Dionísio, o Areopagita – Excertos de suas cartas

Lettres.


Lett. 1 [à Caius, moine]. Les ténèbres se dissipent devant la lumière, surtout devant une abondante lumière ; l’ignorance se corrige par les connaissances, surtout par d’amples connaissances. Considérant l’ignorance mystique non pas comme une privation, mais comme une supériorité de science, tu peux dire en toute vérité que l’ignorance par rapport à Dieu échappe à qui possède la lumière réelle et la connaissance des êtres, et que cette sublime ténèbre est inaccessible à toute lumière et éclipse toute science. S’il advient que, voyant Dieu, on comprenne ce qu’on voit, c’est qu’on n’a pas vu Dieu lui-même, mais quelqu’une de ces choses connaissables qui lui doivent l’être. Pour lui, supérieur à tout entendement, à toute existence, il subsiste suréminemment, et il est connu d’une manière transcendante, par cela même qu’il ne subsiste pas et qu’on ne le connaît pas. Et cette absolue et heureuse ignorance constitue précisément la science de Celui qui surpasse tous les objets connaissables.

3 [à Caius, moine]. Dans l’adoption de l’humanité par le Christ, la théologie veut, à mon avis, faire entendre que l’incompréhensible Seigneur, en prenant la nature humaine, est sorti de son secret pour se révéler à nous. Il reste pourtant caché après cette manifestation, ou, pour parler un langage plus divin, dans cette manifestation même ; car le mystère de Jésus demeure caché, sans que nul discours, sans que nul entendement ne le démêle. Quoi qu’on dise de lui, il demeure indicible; de quelque façon qu’on le comprenne, il demeure inconnaissable.
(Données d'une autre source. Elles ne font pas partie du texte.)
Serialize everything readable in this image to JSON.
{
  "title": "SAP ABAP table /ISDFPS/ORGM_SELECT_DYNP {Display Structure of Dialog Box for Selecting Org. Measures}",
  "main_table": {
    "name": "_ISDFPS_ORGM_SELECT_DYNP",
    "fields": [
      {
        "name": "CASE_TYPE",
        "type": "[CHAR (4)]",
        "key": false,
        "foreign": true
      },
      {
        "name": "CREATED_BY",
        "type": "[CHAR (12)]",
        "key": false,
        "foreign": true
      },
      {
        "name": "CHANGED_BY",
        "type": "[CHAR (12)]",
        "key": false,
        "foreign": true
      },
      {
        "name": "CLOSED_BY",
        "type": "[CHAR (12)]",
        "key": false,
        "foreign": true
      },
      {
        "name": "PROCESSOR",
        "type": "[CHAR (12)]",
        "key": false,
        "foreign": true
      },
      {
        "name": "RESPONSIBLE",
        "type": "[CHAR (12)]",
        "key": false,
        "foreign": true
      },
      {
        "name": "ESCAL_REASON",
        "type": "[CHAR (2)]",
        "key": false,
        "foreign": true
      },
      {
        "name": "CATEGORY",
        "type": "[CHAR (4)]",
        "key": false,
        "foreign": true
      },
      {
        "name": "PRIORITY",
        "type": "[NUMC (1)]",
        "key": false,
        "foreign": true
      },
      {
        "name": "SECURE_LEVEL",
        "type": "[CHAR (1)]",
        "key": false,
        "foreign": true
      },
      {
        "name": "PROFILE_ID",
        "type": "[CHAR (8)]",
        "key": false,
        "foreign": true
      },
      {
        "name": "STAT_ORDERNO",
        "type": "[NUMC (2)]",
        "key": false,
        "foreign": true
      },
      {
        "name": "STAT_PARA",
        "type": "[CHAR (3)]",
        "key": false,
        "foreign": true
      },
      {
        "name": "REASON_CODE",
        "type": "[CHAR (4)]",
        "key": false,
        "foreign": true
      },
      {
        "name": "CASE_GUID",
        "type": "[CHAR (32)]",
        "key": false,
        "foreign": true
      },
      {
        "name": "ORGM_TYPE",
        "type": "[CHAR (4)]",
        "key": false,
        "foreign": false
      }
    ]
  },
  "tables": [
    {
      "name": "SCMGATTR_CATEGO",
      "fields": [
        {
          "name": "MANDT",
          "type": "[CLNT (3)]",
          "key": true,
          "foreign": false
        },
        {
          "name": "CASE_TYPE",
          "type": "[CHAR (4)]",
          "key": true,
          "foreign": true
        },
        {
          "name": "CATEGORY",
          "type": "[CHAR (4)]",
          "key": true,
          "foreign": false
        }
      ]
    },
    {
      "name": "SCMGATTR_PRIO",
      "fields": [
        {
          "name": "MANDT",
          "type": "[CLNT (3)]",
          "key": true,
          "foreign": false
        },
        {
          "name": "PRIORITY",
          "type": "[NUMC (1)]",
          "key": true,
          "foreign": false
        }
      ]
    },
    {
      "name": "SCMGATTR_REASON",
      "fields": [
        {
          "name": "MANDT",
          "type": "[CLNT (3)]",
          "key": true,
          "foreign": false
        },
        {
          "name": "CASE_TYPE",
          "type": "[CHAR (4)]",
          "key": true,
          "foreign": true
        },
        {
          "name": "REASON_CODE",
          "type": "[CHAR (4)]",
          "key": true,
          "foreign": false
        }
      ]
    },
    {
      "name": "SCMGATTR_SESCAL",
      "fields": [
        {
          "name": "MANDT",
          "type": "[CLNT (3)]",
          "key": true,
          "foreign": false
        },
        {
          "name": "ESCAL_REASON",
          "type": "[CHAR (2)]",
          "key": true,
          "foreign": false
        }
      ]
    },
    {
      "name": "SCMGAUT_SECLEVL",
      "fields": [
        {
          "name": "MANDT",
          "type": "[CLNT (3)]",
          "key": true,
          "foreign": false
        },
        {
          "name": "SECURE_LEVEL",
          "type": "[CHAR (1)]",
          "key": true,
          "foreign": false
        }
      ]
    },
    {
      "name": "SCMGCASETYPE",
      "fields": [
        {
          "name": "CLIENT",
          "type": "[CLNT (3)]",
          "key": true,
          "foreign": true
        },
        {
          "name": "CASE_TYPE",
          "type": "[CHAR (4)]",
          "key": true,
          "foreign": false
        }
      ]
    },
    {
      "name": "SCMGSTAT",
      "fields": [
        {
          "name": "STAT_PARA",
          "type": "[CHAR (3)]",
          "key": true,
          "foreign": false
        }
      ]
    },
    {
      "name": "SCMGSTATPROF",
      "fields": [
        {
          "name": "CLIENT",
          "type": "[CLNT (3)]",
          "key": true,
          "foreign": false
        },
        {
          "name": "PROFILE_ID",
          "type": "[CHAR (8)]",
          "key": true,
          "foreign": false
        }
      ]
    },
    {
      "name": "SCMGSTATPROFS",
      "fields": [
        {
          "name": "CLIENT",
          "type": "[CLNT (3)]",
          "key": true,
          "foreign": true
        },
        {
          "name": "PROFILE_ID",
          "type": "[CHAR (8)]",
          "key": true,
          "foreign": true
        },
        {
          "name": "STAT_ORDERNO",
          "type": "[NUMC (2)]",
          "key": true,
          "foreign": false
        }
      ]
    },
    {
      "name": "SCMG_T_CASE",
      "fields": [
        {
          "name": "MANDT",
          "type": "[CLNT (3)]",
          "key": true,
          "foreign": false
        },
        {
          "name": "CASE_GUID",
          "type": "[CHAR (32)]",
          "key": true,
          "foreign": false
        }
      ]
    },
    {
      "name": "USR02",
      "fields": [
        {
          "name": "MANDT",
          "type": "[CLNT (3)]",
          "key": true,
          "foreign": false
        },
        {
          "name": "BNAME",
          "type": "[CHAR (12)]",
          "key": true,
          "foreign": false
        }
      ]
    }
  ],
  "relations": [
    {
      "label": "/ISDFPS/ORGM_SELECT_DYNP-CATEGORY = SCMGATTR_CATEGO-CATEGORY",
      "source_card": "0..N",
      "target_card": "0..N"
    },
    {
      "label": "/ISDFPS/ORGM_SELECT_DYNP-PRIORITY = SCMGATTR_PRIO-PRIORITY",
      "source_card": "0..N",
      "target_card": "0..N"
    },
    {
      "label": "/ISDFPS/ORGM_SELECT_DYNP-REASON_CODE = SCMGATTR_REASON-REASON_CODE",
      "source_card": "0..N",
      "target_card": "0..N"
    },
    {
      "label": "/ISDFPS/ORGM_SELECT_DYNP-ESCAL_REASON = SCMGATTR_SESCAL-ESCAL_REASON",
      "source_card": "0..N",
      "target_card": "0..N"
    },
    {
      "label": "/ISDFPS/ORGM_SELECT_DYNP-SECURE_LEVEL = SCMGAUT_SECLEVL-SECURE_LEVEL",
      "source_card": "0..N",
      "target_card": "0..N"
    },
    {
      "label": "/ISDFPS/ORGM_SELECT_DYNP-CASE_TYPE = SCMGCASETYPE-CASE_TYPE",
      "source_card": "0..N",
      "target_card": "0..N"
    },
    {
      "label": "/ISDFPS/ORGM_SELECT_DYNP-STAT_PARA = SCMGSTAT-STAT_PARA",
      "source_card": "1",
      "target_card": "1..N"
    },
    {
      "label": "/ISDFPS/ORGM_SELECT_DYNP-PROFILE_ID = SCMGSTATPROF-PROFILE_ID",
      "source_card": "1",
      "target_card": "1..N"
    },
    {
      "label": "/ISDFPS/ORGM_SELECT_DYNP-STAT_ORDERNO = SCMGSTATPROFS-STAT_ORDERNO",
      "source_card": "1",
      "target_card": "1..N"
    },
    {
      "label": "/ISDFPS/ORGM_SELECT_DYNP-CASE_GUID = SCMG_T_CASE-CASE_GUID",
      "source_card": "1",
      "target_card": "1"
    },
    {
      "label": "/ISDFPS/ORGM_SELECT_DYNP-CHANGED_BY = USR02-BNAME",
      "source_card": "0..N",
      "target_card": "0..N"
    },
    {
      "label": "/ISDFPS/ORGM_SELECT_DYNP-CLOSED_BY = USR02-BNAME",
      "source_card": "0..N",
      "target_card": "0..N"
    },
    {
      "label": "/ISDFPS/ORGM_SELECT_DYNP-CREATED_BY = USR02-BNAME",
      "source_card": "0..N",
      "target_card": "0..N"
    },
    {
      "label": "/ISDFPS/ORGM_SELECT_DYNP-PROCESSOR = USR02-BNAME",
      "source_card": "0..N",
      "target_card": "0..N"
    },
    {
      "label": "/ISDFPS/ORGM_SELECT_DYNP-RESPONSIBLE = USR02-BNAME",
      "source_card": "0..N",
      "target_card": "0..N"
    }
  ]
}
5 [à Dorothée, ministre]. La ténèbre divine est cette lumière inaccessible où il est dit que Dieu habite [cf. 1 Tim 6,16]. Bien qu’elle soit invisible, à raison de ses splendeurs éblouissantes, et inabordable, à cause de l’abondance de sa surnaturelle clarté, néanmoins quiconque a mérité de voir et de connaître Dieu repose en elle, et par cela même qu’il ne voit ni ne connaît, il est véritablement en Celui qui surpasse toute vue et toute connaissance ; il sait seulement que ce Dieu s’élève par delà le monde matériel et intelligible, et il répète avec le prophète : «Votre science est trop merveilleuse pour moi, et elle dépasse tant mes forces que je n’y saurais atteindre» [Ps 138,6]. C’est en ce sens qu’on dit du divin Paul qu’il a connu Dieu, parce qu’il a su que Dieu échappe à toute pensée et à toute science. C’est pourquoi il proclame que ses voies sont impénétrables et ses jugements incompréhensibles [cf. Rom II, 33], que ses dons sont ineffables et que sa paix surpasse tout entendement [cf. Phil 4, 7] ; car il avait trouvé celui qui est supérieur à tout et il savait d’une science transcendante que Dieu, auteur de toutes choses, est aussi pardessus toutes choses.
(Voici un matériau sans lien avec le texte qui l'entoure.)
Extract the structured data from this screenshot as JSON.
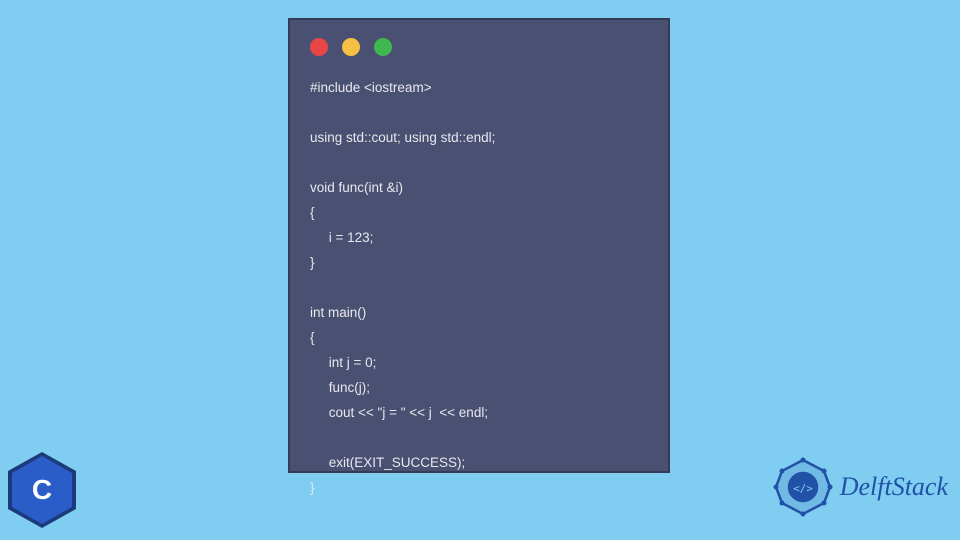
{
  "window": {
    "traffic_lights": [
      "red",
      "yellow",
      "green"
    ]
  },
  "code": {
    "lines": "#include <iostream>\n\nusing std::cout; using std::endl;\n\nvoid func(int &i)\n{\n     i = 123;\n}\n\nint main()\n{\n     int j = 0;\n     func(j);\n     cout << \"j = \" << j  << endl;\n\n     exit(EXIT_SUCCESS);\n}"
  },
  "badges": {
    "cpp_label": "C",
    "cpp_plus": "++",
    "brand_name": "DelftStack"
  },
  "colors": {
    "background": "#7fcdf0",
    "window_bg": "#4a5072",
    "code_text": "#e8e8ed",
    "brand_blue": "#2152a8"
  }
}
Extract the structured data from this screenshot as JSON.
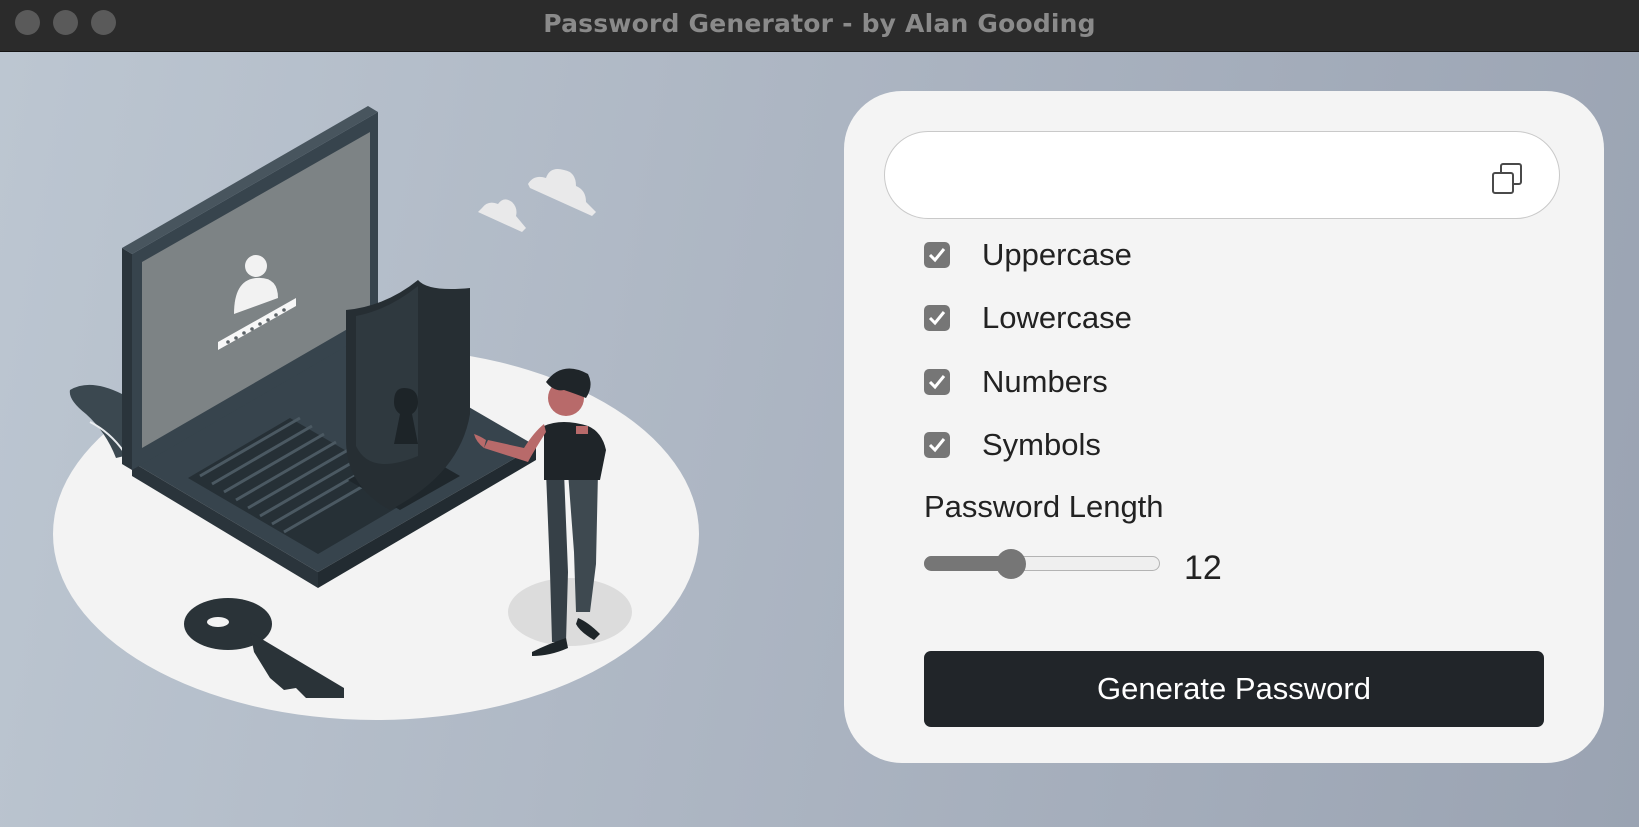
{
  "window": {
    "title": "Password Generator - by Alan Gooding",
    "controls": [
      "close-icon",
      "minimize-icon",
      "zoom-icon"
    ]
  },
  "illustration": {
    "subject": "laptop-security-illustration",
    "icons": [
      "laptop-icon",
      "shield-keyhole-icon",
      "key-icon",
      "user-avatar-icon",
      "cloud-icon",
      "person-figure"
    ]
  },
  "generator": {
    "password_value": "",
    "copy_icon": "copy-icon",
    "options": [
      {
        "label": "Uppercase",
        "checked": true
      },
      {
        "label": "Lowercase",
        "checked": true
      },
      {
        "label": "Numbers",
        "checked": true
      },
      {
        "label": "Symbols",
        "checked": true
      }
    ],
    "length_label": "Password Length",
    "length_value": "12",
    "length_fraction": 0.35,
    "generate_label": "Generate Password"
  },
  "colors": {
    "titlebar": "#2b2b2b",
    "card": "#f4f4f4",
    "button": "#212529",
    "checkbox": "#767676"
  }
}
8 [au moine Timothée], 2. Chacun des ordres qui vivent auprès de Dieu est plus conforme à Dieu que celui qui vit plus loin de lui ; et ceux qui sont plus proches de la vraie lumière sont tout ensemble plus aptes à recevoir l’illumination et à la transmettre. Mais n’imagine pas qu’il s’agisse de proximité locale, mais bien de l’aptitude à recevoir les dons de Dieu.

9 [à l’évêque Titus], 1. Celui qui pourrait voir la beauté cachée à l’intérieur de ces symboles trouverait que tout y est mystérieux, divin et rempli d’une grande lumière théologique. N’allons pas croire en effet que ces apparences allégoriques se suffisent à elles-mêmes ; elles sont destinées à déguiser la science mystérieuse que la foule ne peut avoir, les choses sacrées ne s’offrant pas aisément aux intelligences profanes, mais ne se dévoilant qu’aux véritables amis de la sainteté, parce qu’ils savent dégager ces pieux symboles de toute imagerie puérile, et que, par la simplicité de leur intelligence et la puissance de leur faculté contemplative, ils sont aptes à pénétrer jusqu’à la vérité simple, merveilleuse et transcendante des symboles.

9, 1. Il faut considérer d’ailleurs que les théologiens livrent leur savoir selon un double mode : l’un secret et mystique, l’autre évident et plus facilement connaissable. Le premier mode est symbolique et suppose initiation ; l’autre est philosophique et s’opère par voie de démonstration ; et l’inexprimable s’entrecroise avec l’exprimable. Le symbole persuade et inculque la vérité de ce qui est dit ; le mystère agit efficacement et opère l’union avec Dieu par des initiations qui ne s’enseignent point.